L’approche gauchisante des réalités prévaut encore dans l’appareil d’État, ses relais pédagogiques, culturels et médiatiques. Elle continue d’imprégner l’inconscient collectif mais elle a cessé de le façonner. Le pouvoir socialiste peut toujours compter sur la servilité de la caste intello et la docilité de ce « prolétariat de l’intellect », décrit en son temps par Barrès. Le règne des idées dites “soixante-huitardes” n’en est pas moins à son crépuscule. Une bonne moitié de la France vomit ses idoles et ses fantasmes ; on s’en est aperçu avec l’impact des manifs contre le mariage homo, on s’en doutait depuis que la dissidence ose s’exprimer ici et là à ciel ouvert.

Désormais, deux camps se toisent, s’épient, se défient : celui des initiateurs du “mur des cons” et celui que Frigide Barjot a tiré de sa catalepsie. Ils auront cohabité dans un simulacre de concorde aussi longtemps que la prépondérance des idées de la gauche n’était pas menacée par les incrédules de son cléricalisme. La gauche balisait les termes des débats et délivrait à sa convenance des brevets de respectabilité ; la droite politique les avalisait. Si elle veut survivre, cette droite ne pourra plus se cantonner dans une critique superficielle des méfaits (avérés) du socialisme économique, car pour la première fois depuis la fin du gaullisme, c’est dans sa globalité que la doxa socialo-libertaire est récusée.

Une France des profondeurs s’éveille, déroutant la France “officielle” qui se rétracte dans le mépris. Le clivage droite-gauche reflète en l’affadissant une fracture de plus en plus profonde, qui commence à affecter les relations au jour le jour.
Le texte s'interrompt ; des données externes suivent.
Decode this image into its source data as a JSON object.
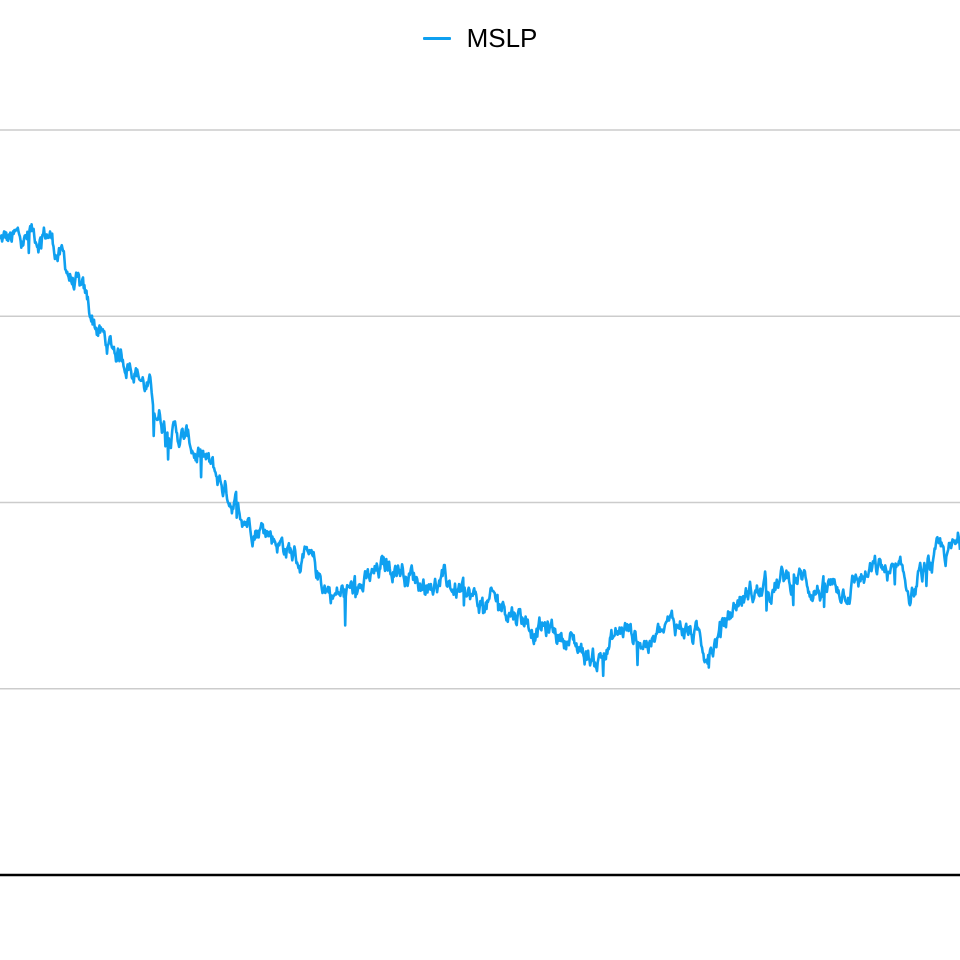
{
  "colors": {
    "series": "#0fa0f0",
    "grid": "#cccccc",
    "axis": "#000000",
    "background": "#ffffff"
  },
  "legend": {
    "position": "top-center",
    "items": [
      {
        "label": "MSLP"
      }
    ]
  },
  "chart_data": {
    "type": "line",
    "title": "",
    "xlabel": "",
    "ylabel": "",
    "grid": "horizontal",
    "ylim": [
      0,
      4
    ],
    "series": [
      {
        "name": "MSLP",
        "x_start": 0,
        "x_end": 1,
        "trend": [
          [
            0.0,
            3.4
          ],
          [
            0.02,
            3.4
          ],
          [
            0.05,
            3.45
          ],
          [
            0.08,
            3.15
          ],
          [
            0.11,
            2.85
          ],
          [
            0.14,
            2.75
          ],
          [
            0.17,
            2.45
          ],
          [
            0.2,
            2.3
          ],
          [
            0.23,
            2.1
          ],
          [
            0.26,
            1.92
          ],
          [
            0.29,
            1.8
          ],
          [
            0.32,
            1.65
          ],
          [
            0.35,
            1.5
          ],
          [
            0.38,
            1.55
          ],
          [
            0.41,
            1.68
          ],
          [
            0.44,
            1.58
          ],
          [
            0.47,
            1.55
          ],
          [
            0.5,
            1.45
          ],
          [
            0.53,
            1.45
          ],
          [
            0.56,
            1.33
          ],
          [
            0.59,
            1.28
          ],
          [
            0.62,
            1.15
          ],
          [
            0.65,
            1.32
          ],
          [
            0.68,
            1.25
          ],
          [
            0.71,
            1.35
          ],
          [
            0.74,
            1.2
          ],
          [
            0.77,
            1.48
          ],
          [
            0.8,
            1.55
          ],
          [
            0.83,
            1.6
          ],
          [
            0.86,
            1.52
          ],
          [
            0.89,
            1.58
          ],
          [
            0.92,
            1.63
          ],
          [
            0.95,
            1.52
          ],
          [
            0.98,
            1.7
          ],
          [
            1.0,
            1.75
          ]
        ],
        "noise_amplitude": 0.06,
        "points": 1400
      }
    ]
  }
}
Beaucoup de couples divorcent quand les protagonistes n’ont plus rien à se dire. Chacun reprend ses billes affectives et va les jouer ailleurs, le dommage est circonscrit au cercle familial. Tandis qu’un pays dont la moitié des citoyens ne peut plus encadrer l’autre s’expose à des tensions aux effets imprévisibles. La France en est presque là : ses deux hémisphères politiques — au sens large — n’ont plus de langage commun, et ne se supportent plus. Nous avons tous des amis à gauche. Nous connaissons les points d’ancrage de leur “culture”, elle imprègne l’air du temps depuis si longtemps. Nous souhaiterions faire valoir nos positions mais ils les néantisent de prime abord en dégainant l’arsenal de leur démonologie : “facho”, “xénophobe”, “impérialiste”, “obscurantiste”, “répressif”, “homophobe”, etc. Aucun raisonnement ne peut atteindre des consciences murées dans la certitude d’incarner le Bien.

Alors, pour éviter des empoignades stériles, on occulte les sujets portant sur l’essentiel : l’homme dans la cité, le sens de sa vie, la finalité de son action, la texture de ses aspirations. Comme tant de couples en instance de divorce, les deux camps n’ont plus rien à se dire. Vraiment plus rien, et c’est triste au bout du compte. L’hypothèse des torts partagés est difficilement soutenable : la France dissidente ne se réfère à aucun corpus idéologique et sa diversité exclut la tentation du manichéisme. Elle sait et elle admet que la mémoire de la gauche est partie prenante de l’histoire de France, et, à ce titre, digne de respect.

Sauf à fourvoyer le pays dans une guerre civile, la gauche contemporaine doit apprendre à respecter d’autres mémoires que la sienne. Celles dont ses adversaires se réclament s’enracinent dans vingt-cinq siècles de civilisation judéo-chrétienne et gréco-romaine, ça mérite mieux que le mépris.